The expected workflow is:
Input domains → Fast Precheck → Select domains → Deep Crawl → Review Results → Export CSV/JSON → Review Logs → Run locally and with Docker.
The MVP should allow a user to input a list of domains, quickly validate them, select valid domains for deeper crawling, extract crawl/contact data, and export the results in a structured format.
Scope¶
This sprint focuses on stability, usability, and producing usable output.
The goal is not to fully solve advanced anti-bot, TLS fingerprinting, or complex crawler-hardening cases in this sprint.
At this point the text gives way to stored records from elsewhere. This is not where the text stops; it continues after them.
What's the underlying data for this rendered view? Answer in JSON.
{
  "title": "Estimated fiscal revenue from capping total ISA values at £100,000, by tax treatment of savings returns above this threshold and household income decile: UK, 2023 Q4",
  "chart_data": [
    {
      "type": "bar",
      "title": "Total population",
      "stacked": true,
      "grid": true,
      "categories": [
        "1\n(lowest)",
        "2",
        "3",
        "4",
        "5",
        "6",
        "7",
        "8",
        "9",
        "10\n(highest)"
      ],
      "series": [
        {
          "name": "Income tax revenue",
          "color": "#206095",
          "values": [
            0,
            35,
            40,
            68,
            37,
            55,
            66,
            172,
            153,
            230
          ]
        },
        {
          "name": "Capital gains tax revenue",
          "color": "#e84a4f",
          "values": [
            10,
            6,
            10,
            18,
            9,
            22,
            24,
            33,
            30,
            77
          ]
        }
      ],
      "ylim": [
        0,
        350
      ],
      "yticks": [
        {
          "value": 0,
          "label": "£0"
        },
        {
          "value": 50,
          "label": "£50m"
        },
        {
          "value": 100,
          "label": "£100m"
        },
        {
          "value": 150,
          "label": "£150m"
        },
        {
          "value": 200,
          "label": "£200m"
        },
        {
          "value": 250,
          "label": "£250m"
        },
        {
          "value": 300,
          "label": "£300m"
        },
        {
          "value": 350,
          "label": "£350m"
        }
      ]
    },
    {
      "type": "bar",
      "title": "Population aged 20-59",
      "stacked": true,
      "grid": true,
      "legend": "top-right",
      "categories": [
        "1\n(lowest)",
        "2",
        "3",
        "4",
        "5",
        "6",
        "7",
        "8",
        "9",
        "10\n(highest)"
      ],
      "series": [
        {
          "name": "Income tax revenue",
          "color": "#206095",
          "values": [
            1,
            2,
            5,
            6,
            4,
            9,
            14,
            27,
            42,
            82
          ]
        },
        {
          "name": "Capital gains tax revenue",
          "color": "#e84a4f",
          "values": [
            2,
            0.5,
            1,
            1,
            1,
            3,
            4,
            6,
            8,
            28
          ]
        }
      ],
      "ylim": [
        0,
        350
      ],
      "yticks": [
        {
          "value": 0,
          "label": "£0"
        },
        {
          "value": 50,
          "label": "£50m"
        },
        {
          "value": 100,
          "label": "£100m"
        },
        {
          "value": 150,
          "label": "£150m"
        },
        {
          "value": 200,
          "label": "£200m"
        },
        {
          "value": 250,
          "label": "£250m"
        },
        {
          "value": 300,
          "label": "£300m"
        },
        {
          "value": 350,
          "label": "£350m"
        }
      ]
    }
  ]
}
Those improvements can be handled in a later sprint.
Expected Outcome¶
By the end of the sprint, the prototype should:
- Run from the Streamlit UI.
- Accept multiple domains as input.
- Perform a fast precheck for each domain.
- Allow the user to select domains for deep crawling.
- Crawl selected domains and extract pages, redirects, and contacts.
- Export CSV and JSON files per run.
- Write logs per run.
- Run locally.
- Run with Docker Compose.
Execution Priority¶
- Fast Precheck and Domain Selection
- Deep Crawl Selected Domains and Extract Emails
- Export CSV/JSON and Per-Run Logging
- Verify Local and Docker Run
Final Deliverable¶
A usable Mail-Hound MVP that can run end-to-end and produce real crawl data, contact/email extraction results, export files, logs, and a basic Docker deployment setup.